Closeup of Sascha's eyes shortly after surgery Can you see me now? Good.

Eye, Eye, Captain

Here's a little story about what can go wrong with running experiments at home. Twenty years ago I played with a stink bomb. For most people the fun seems to lie in breaking the bottle and releasing the odor to someone else's space. For me, the fun was in holding it over a candle. The cool thing about it is that the bottle turns black from the candle's soot. Even cooler are the bubbles. Little did I know about the forces building up inside.

So one day the thing blew up in my face. The stink bomb exploded and a piece of it shot into my left eye. It didn't hurt, but it was rather disturbing to see the center of the eye bleeding in the mirror.

There were some surgeries and then a few more, but my vision was incredible given what had happened. For some reasons black light made me nuts. It scattered all around in the eye. Good things came of it too. I was drafted for the Bundeswehr, but they quickly discovered it might cost them a fortune to fix me up in case something stupid would happen to my eye. I was given the option to be discharged and I gladly took that opportunity.

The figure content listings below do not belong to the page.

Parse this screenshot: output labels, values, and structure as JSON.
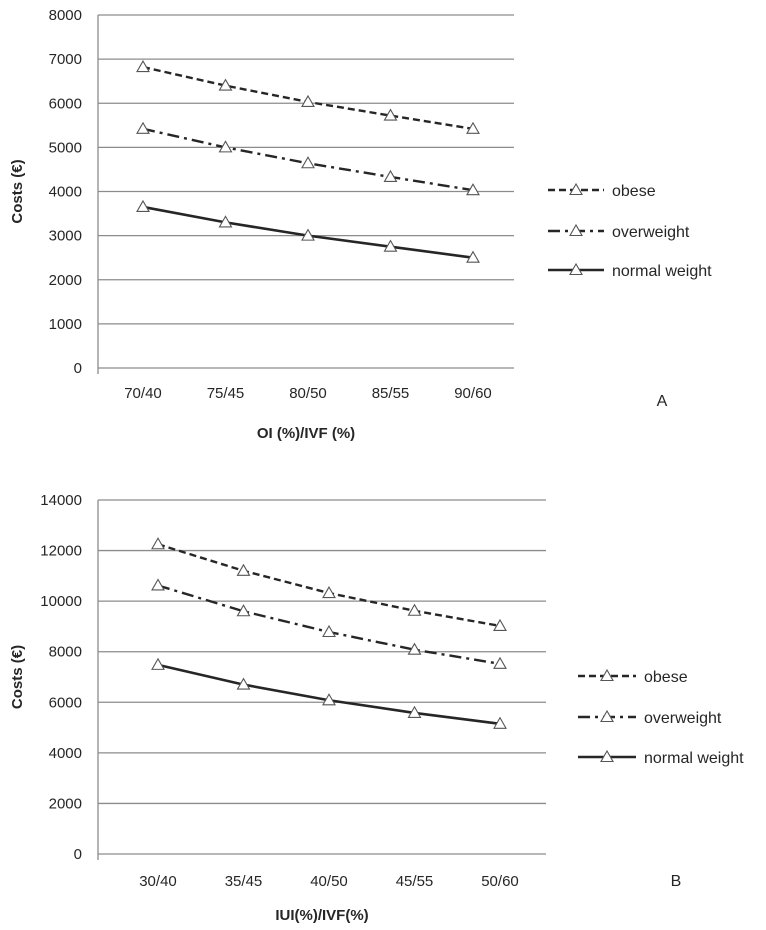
{
  "chart_data": [
    {
      "type": "line",
      "panel_label": "A",
      "xlabel": "OI (%)/IVF (%)",
      "ylabel": "Costs (€)",
      "categories": [
        "70/40",
        "75/45",
        "80/50",
        "85/55",
        "90/60"
      ],
      "ylim": [
        0,
        8000
      ],
      "yticks": [
        0,
        1000,
        2000,
        3000,
        4000,
        5000,
        6000,
        7000,
        8000
      ],
      "grid": "horizontal",
      "legend_position": "right",
      "marker": "open-triangle",
      "series": [
        {
          "name": "obese",
          "style": "dashed",
          "values": [
            6820,
            6400,
            6030,
            5720,
            5420
          ]
        },
        {
          "name": "overweight",
          "style": "dash-dot",
          "values": [
            5420,
            5000,
            4640,
            4330,
            4030
          ]
        },
        {
          "name": "normal weight",
          "style": "solid",
          "values": [
            3650,
            3300,
            3000,
            2750,
            2500
          ]
        }
      ]
    },
    {
      "type": "line",
      "panel_label": "B",
      "xlabel": "IUI(%)/IVF(%)",
      "ylabel": "Costs (€)",
      "categories": [
        "30/40",
        "35/45",
        "40/50",
        "45/55",
        "50/60"
      ],
      "ylim": [
        0,
        14000
      ],
      "yticks": [
        0,
        2000,
        4000,
        6000,
        8000,
        10000,
        12000,
        14000
      ],
      "grid": "horizontal",
      "legend_position": "right",
      "marker": "open-triangle",
      "series": [
        {
          "name": "obese",
          "style": "dashed",
          "values": [
            12250,
            11200,
            10320,
            9620,
            9020
          ]
        },
        {
          "name": "overweight",
          "style": "dash-dot",
          "values": [
            10620,
            9600,
            8780,
            8080,
            7520
          ]
        },
        {
          "name": "normal weight",
          "style": "solid",
          "values": [
            7480,
            6700,
            6080,
            5580,
            5150
          ]
        }
      ]
    }
  ],
  "colors": {
    "line": "#262626",
    "grid": "#8c8c8c",
    "marker_stroke": "#555555",
    "background": "#ffffff"
  }
}
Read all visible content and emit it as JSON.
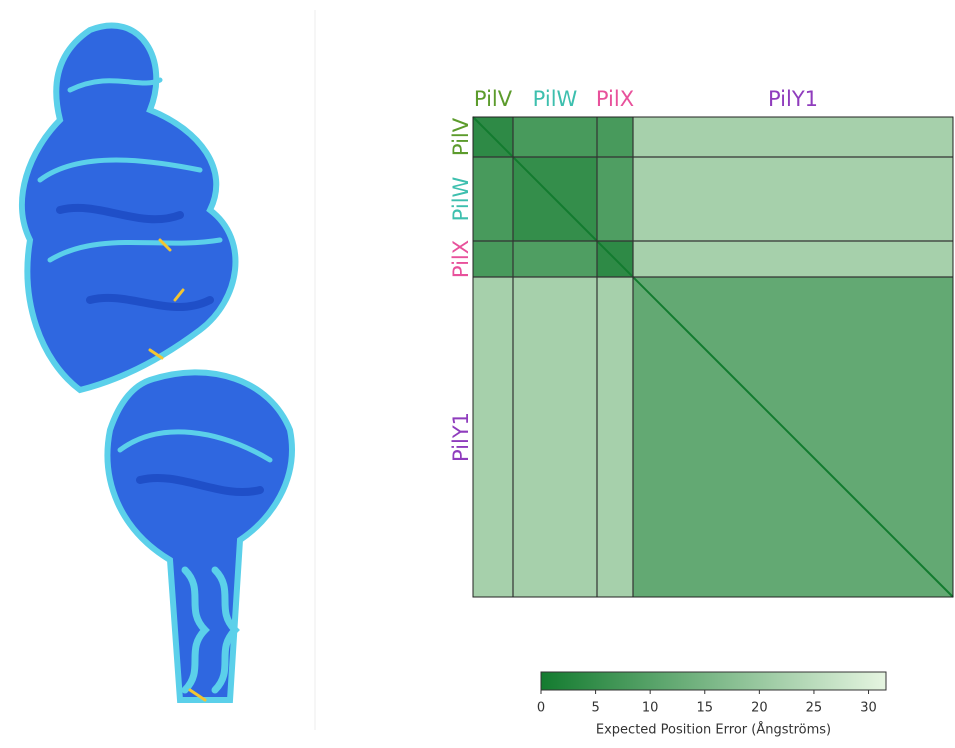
{
  "chart_data": {
    "type": "heatmap",
    "categories": [
      "PilV",
      "PilW",
      "PilX",
      "PilY1"
    ],
    "category_colors": [
      "#5c9b2c",
      "#3dbfae",
      "#e8519b",
      "#8f3cbd"
    ],
    "values": [
      [
        4,
        8,
        8,
        22
      ],
      [
        8,
        5,
        9,
        22
      ],
      [
        8,
        9,
        4,
        22
      ],
      [
        22,
        22,
        22,
        12
      ]
    ],
    "colormap": [
      "#137b2f",
      "#e6f5e1"
    ],
    "zlim": [
      0,
      31.6
    ],
    "zticks": [
      0,
      5,
      10,
      15,
      20,
      25,
      30
    ],
    "zlabel": "Expected Position Error (Ångströms)"
  }
}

Over the years the piece made itself seen from time to time. When it was in my field of view, it covered about 10 percent of it. No big deal, all I had to do to get rid of it were some acrobatic motions. Starting in 2002, however, the piece started to come to me daily. It became a nuisance, especially when I tried to read.

At my next routine eye exam I learned it was more than that: It was dangerous. The piece moved closely along the retina threatening to kaput it. My doctor advised me to not sleep on my back and to have it removed. I wasn't really thrilled about yet another surgery, but I could no longer sleep well knowing that I might loose the eye altogether.

On 2003-06-18 I had the piece successfully removed. I drew the the piece the night before. The last and most accurate attempts as I thought at the time are the ones on the bottom.

Four drawings of the piece of glass done the night before surgery

After I woke up from the anesthesia, the piece was in a plastic jar and I could finally see it the way things are meant to be seen. It turned out to be about 6 mm large. Compare for yourself how precise my drawings were (the € 0.01 coin is slightly smaller than a U.S. penny):

Piece next to a € 0.01 coin for comparison

Here's another interesting picture. It shows the sliver being grabbed by some surgical tool in front of the beautiful background that is my retina.

Piece held by surgical instrument inside my eye

By the way, the picture at the top was taken four days after surgery. For the first two days, there was no white in my eye.